With most 'brainteasers' in maths/physics most of it comes down to writing that first vital expression. Sometimes knowing what variables to make can be difficult - but hey practice makes perfect. In the first question think of what is changing, normally this indicates something that you should make a variable. Both Leah and Sue and John have ages, but we don't know what they are. Untill we find what they are they are free to change. Start with one of them. I choose Leah because she is mentioned first, but this will work with any of them.
Let Leah's age be x. Then Sue's age is 6 years less than Leah's, so instead of making a new variable, call her age x-6. Likewise for John's age x+5. The total of their ages is then.
T = x+x+5+x-6 = 3x - 1 = 41
3x = 42, x = 14
This was Leah's age. Sue is 6 years younger. Sue is 8.

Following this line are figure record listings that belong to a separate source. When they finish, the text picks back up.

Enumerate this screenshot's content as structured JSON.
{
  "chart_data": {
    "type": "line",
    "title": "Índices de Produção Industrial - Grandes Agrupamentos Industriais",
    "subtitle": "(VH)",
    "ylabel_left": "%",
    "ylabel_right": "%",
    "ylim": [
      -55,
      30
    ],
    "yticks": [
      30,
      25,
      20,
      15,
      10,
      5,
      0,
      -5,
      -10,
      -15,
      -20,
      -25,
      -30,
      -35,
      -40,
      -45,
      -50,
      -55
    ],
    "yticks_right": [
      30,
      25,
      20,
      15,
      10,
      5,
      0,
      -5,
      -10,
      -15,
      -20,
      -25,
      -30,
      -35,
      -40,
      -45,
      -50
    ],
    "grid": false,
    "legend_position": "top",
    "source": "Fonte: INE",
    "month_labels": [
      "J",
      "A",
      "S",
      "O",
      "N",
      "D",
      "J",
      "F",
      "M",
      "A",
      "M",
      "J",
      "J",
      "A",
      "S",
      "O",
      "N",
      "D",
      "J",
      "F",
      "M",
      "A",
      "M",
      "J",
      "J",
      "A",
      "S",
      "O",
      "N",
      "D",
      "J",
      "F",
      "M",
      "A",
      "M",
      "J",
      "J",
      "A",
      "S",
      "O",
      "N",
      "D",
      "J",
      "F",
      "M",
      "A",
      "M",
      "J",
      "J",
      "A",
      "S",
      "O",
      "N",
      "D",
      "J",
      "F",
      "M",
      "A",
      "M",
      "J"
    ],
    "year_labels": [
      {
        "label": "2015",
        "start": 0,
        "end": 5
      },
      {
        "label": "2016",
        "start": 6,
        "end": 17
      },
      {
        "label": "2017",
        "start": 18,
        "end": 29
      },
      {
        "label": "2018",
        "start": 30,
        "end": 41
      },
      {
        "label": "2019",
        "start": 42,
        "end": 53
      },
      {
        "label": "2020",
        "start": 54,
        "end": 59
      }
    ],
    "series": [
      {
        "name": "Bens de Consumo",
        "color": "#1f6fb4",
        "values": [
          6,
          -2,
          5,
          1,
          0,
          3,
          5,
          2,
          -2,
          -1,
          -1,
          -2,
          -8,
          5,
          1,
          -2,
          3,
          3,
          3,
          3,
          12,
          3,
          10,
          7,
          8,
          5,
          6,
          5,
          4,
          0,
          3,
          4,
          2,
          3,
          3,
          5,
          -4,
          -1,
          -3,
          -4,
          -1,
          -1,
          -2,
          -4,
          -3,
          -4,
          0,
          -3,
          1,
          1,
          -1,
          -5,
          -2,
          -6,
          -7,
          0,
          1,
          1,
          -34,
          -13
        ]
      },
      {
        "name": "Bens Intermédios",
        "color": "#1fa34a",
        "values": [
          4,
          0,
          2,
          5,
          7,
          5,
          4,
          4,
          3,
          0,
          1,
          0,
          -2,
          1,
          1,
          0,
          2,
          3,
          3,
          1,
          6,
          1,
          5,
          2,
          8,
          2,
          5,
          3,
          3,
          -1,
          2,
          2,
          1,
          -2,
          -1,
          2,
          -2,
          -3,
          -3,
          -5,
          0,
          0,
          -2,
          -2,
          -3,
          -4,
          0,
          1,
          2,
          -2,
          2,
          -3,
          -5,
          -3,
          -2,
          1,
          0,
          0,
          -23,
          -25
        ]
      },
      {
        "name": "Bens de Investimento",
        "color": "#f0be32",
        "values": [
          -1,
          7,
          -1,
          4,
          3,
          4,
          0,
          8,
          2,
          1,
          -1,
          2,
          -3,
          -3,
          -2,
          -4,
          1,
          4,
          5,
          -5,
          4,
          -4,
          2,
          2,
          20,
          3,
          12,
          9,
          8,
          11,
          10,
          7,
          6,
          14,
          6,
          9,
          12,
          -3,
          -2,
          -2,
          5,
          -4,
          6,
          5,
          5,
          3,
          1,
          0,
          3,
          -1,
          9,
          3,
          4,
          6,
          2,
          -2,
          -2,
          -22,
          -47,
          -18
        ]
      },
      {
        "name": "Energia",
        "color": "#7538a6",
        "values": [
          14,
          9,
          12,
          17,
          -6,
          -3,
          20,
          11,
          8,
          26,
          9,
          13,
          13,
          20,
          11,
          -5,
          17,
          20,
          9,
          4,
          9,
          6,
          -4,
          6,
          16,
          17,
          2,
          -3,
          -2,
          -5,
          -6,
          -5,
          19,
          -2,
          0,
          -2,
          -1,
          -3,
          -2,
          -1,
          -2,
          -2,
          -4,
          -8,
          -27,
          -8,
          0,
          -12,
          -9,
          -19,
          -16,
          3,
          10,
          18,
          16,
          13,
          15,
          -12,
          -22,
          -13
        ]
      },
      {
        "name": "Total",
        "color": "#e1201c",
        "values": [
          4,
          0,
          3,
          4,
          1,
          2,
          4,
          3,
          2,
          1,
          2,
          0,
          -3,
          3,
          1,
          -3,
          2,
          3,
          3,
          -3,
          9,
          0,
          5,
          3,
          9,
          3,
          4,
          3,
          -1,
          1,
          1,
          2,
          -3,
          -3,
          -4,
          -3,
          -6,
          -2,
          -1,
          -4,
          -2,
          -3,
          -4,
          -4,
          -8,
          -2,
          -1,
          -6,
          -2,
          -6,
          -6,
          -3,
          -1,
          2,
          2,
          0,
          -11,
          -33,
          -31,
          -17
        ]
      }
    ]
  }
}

The second one relies on ratio's - something that is often hard to get your head around. If the ratio is 3:2 then for every 5 parts of money there are we can split it up to Josh and Julie as 3 and 2 dollars respectively. Now we want to find how many '5$' are in $150 000
150 000 / 5 = 30 000 lots of $5
For every lot of $5 josh gets $3 -> josh gets 30 000 * $3 = $90 000
Julie gets $2 for every lot of $5 -> julie gets 30 000 * $2 = $60 000
as a final check $150 000 = $90 000 + $60 000
There isn't always an easy way to tell exactly what an equation will form, and the ratio example I gave wasn't the best becuase i didn't use variables. The first rule though is to try and use as few variables as possible. If you can express something in terms of something else, as in the case with the peoples ages, then generally you have a way of simplyfying the expression. As practice maybe you could try that question again but try and solve it with Sue's age as x and express the other peoples ages in terms of her's. Good luck with those brainteasers!